Rationale for selecting key priorities and connection to evidence and stakeholder insights

(In line with the principles and values of our Mātauranga Māori Framework and objectives):

Te Taiao

  • Our overall wellbeing, and most importantly the wellbeing of our workforce is imperative. Health is critical so we must reimagine health care provision and improve the future skills pipeline for the health and community care workforce – providing mahi |and up-skilling opportunities across the rohe for our whānau.
  • Increasing workforce resilience - including climate change impacts across both supply and demand sides of the labour market and cutting across multiple sectors of the economy – to be ready for the next economic shock and promote home as the best place in the world to live, to work, to raise our tamariki. 

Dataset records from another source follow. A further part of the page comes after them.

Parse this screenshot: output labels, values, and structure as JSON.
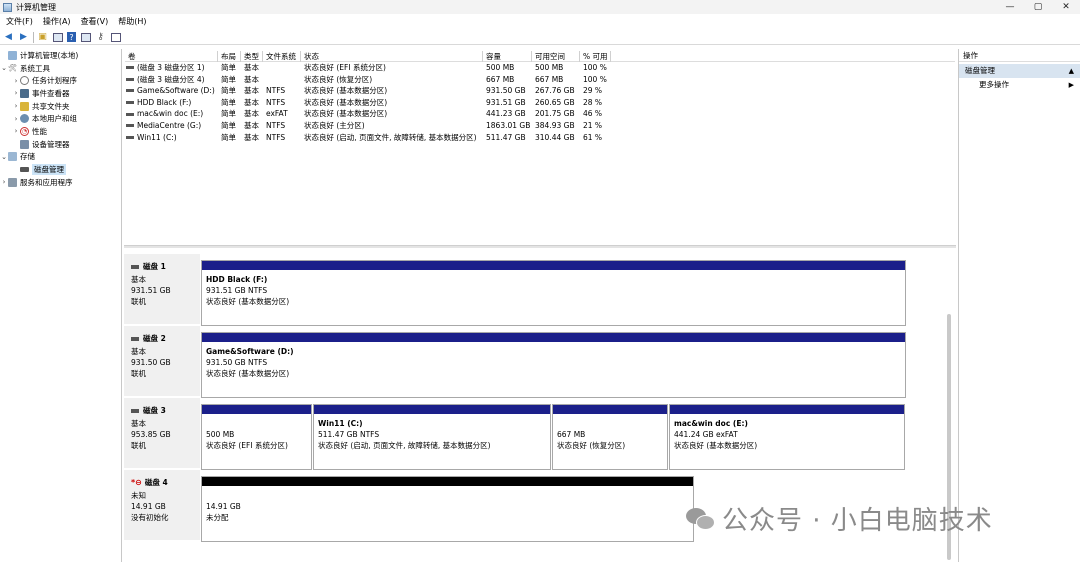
{
  "window": {
    "title": "计算机管理",
    "controls": [
      "—",
      "▢",
      "✕"
    ]
  },
  "menubar": {
    "items": [
      "文件(F)",
      "操作(A)",
      "查看(V)",
      "帮助(H)"
    ]
  },
  "tree": {
    "root": "计算机管理(本地)",
    "system_tools": "系统工具",
    "task_scheduler": "任务计划程序",
    "event_viewer": "事件查看器",
    "shared_folders": "共享文件夹",
    "local_users": "本地用户和组",
    "performance": "性能",
    "device_manager": "设备管理器",
    "storage": "存储",
    "disk_management": "磁盘管理",
    "services": "服务和应用程序"
  },
  "volumes": {
    "headers": [
      "卷",
      "布局",
      "类型",
      "文件系统",
      "状态",
      "容量",
      "可用空间",
      "% 可用"
    ],
    "rows": [
      {
        "name": "(磁盘 3 磁盘分区 1)",
        "layout": "简单",
        "type": "基本",
        "fs": "",
        "status": "状态良好 (EFI 系统分区)",
        "capacity": "500 MB",
        "free": "500 MB",
        "pct": "100 %"
      },
      {
        "name": "(磁盘 3 磁盘分区 4)",
        "layout": "简单",
        "type": "基本",
        "fs": "",
        "status": "状态良好 (恢复分区)",
        "capacity": "667 MB",
        "free": "667 MB",
        "pct": "100 %"
      },
      {
        "name": "Game&Software (D:)",
        "layout": "简单",
        "type": "基本",
        "fs": "NTFS",
        "status": "状态良好 (基本数据分区)",
        "capacity": "931.50 GB",
        "free": "267.76 GB",
        "pct": "29 %"
      },
      {
        "name": "HDD Black (F:)",
        "layout": "简单",
        "type": "基本",
        "fs": "NTFS",
        "status": "状态良好 (基本数据分区)",
        "capacity": "931.51 GB",
        "free": "260.65 GB",
        "pct": "28 %"
      },
      {
        "name": "mac&win doc (E:)",
        "layout": "简单",
        "type": "基本",
        "fs": "exFAT",
        "status": "状态良好 (基本数据分区)",
        "capacity": "441.23 GB",
        "free": "201.75 GB",
        "pct": "46 %"
      },
      {
        "name": "MediaCentre (G:)",
        "layout": "简单",
        "type": "基本",
        "fs": "NTFS",
        "status": "状态良好 (主分区)",
        "capacity": "1863.01 GB",
        "free": "384.93 GB",
        "pct": "21 %"
      },
      {
        "name": "Win11 (C:)",
        "layout": "简单",
        "type": "基本",
        "fs": "NTFS",
        "status": "状态良好 (启动, 页面文件, 故障转储, 基本数据分区)",
        "capacity": "511.47 GB",
        "free": "310.44 GB",
        "pct": "61 %"
      }
    ]
  },
  "disks": [
    {
      "name": "磁盘 1",
      "kind": "基本",
      "size": "931.51 GB",
      "state": "联机",
      "partitions": [
        {
          "name": "HDD Black  (F:)",
          "size": "931.51 GB NTFS",
          "status": "状态良好 (基本数据分区)",
          "fill": 1.0
        }
      ]
    },
    {
      "name": "磁盘 2",
      "kind": "基本",
      "size": "931.50 GB",
      "state": "联机",
      "partitions": [
        {
          "name": "Game&Software  (D:)",
          "size": "931.50 GB NTFS",
          "status": "状态良好 (基本数据分区)",
          "fill": 1.0
        }
      ]
    },
    {
      "name": "磁盘 3",
      "kind": "基本",
      "size": "953.85 GB",
      "state": "联机",
      "partitions": [
        {
          "name": "",
          "size": "500 MB",
          "status": "状态良好 (EFI 系统分区)"
        },
        {
          "name": "Win11  (C:)",
          "size": "511.47 GB NTFS",
          "status": "状态良好 (启动, 页面文件, 故障转储, 基本数据分区)"
        },
        {
          "name": "",
          "size": "667 MB",
          "status": "状态良好 (恢复分区)"
        },
        {
          "name": "mac&win doc  (E:)",
          "size": "441.24 GB exFAT",
          "status": "状态良好 (基本数据分区)"
        }
      ]
    },
    {
      "name": "磁盘 4",
      "kind": "未知",
      "size": "14.91 GB",
      "state": "没有初始化",
      "partitions": [
        {
          "name": "",
          "size": "14.91 GB",
          "status": "未分配"
        }
      ]
    }
  ],
  "actions": {
    "header": "操作",
    "section": "磁盘管理",
    "more": "更多操作"
  },
  "watermark": {
    "text": "公众号 · 小白电脑技术"
  },
  "colors": {
    "partition_bar": "#1b1f8a",
    "unallocated_bar": "#000000",
    "selection": "#cce4f7"
  }
}
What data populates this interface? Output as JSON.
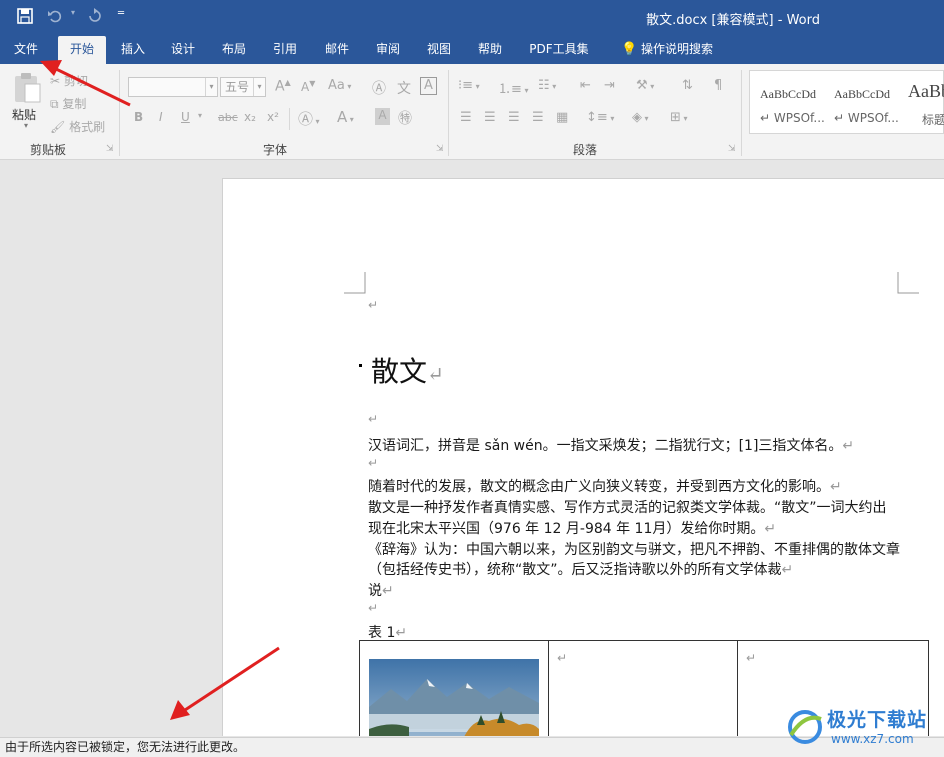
{
  "titlebar": {
    "document": "散文.docx [兼容模式]",
    "separator": "-",
    "app": "Word",
    "quick_access": {
      "save_icon": "save-icon",
      "undo_icon": "undo-icon",
      "redo_icon": "redo-icon",
      "customize_icon": "customize-qat-icon"
    }
  },
  "tabs": [
    "文件",
    "开始",
    "插入",
    "设计",
    "布局",
    "引用",
    "邮件",
    "审阅",
    "视图",
    "帮助",
    "PDF工具集"
  ],
  "active_tab": "开始",
  "tell_me": "操作说明搜索",
  "ribbon": {
    "clipboard": {
      "label": "剪贴板",
      "paste": "粘贴",
      "cut": "剪切",
      "copy": "复制",
      "format_painter": "格式刷"
    },
    "font": {
      "label": "字体",
      "font_size": "五号",
      "change_case": "Aa",
      "bold": "B",
      "italic": "I",
      "underline": "U",
      "strikethrough": "abc",
      "subscript": "x₂",
      "superscript": "x²"
    },
    "paragraph": {
      "label": "段落"
    },
    "styles": [
      {
        "sample": "AaBbCcDd",
        "name": "WPSOf..."
      },
      {
        "sample": "AaBbCcDd",
        "name": "WPSOf..."
      },
      {
        "sample": "AaBb",
        "name": "标题"
      }
    ]
  },
  "document": {
    "heading": "散文",
    "paragraph_mark": "↵",
    "lines": [
      "汉语词汇，拼音是 sǎn wén。一指文采焕发；二指犹行文；[1]三指文体名。",
      "随着时代的发展，散文的概念由广义向狭义转变，并受到西方文化的影响。",
      "散文是一种抒发作者真情实感、写作方式灵活的记叙类文学体裁。“散文”一词大约出",
      "现在北宋太平兴国（976 年 12 月-984 年 11月）发给你时期。",
      "《辞海》认为：中国六朝以来，为区别韵文与骈文，把凡不押韵、不重排偶的散体文章",
      "（包括经传史书），统称“散文”。后又泛指诗歌以外的所有文学体裁",
      "说"
    ],
    "table_caption": "表 1"
  },
  "statusbar": {
    "message": "由于所选内容已被锁定，您无法进行此更改。"
  },
  "watermark": {
    "text": "极光下载站",
    "url": "www.xz7.com"
  },
  "colors": {
    "title_bar": "#2b579a",
    "ribbon": "#f3f3f3",
    "workspace": "#e6e6e6",
    "arrow": "#e02020"
  }
}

  • Housing and infrastructure are critical workforce needs and an immediate opportunity for the region to attract whanau, especially wāhine, to the workforce. Providing clear pathways and training is a significant driver to addressing workforce gaps.
  • Awhi mai – Awhi atu – The Regional Workforce Plan acknowledges and gives awhi to the mahi already taking place while working to increase collaboration across agencies and strategies.

He Tāngata:

  • Enabling the community voice to come through, to stand resolute on regional enablement, and petition for system changes at the national level.
  • To fix what isn’t working and build on what is, through accountability, transparency and a single kaupapa (meeting the needs of whānau). This includes and is not limited to He Tāngata, He Whenua, He Oranga —the Māori Economic Development Strategy, the Strategic directions of the Iwi in Taitokerau, and the other regionally developed work plans like Taitokerau Northland Economic Action Plan, Workforce Development Council plans, Council Long Term Plans and the many plans already in development and delivery with the aim of regional development and improvement.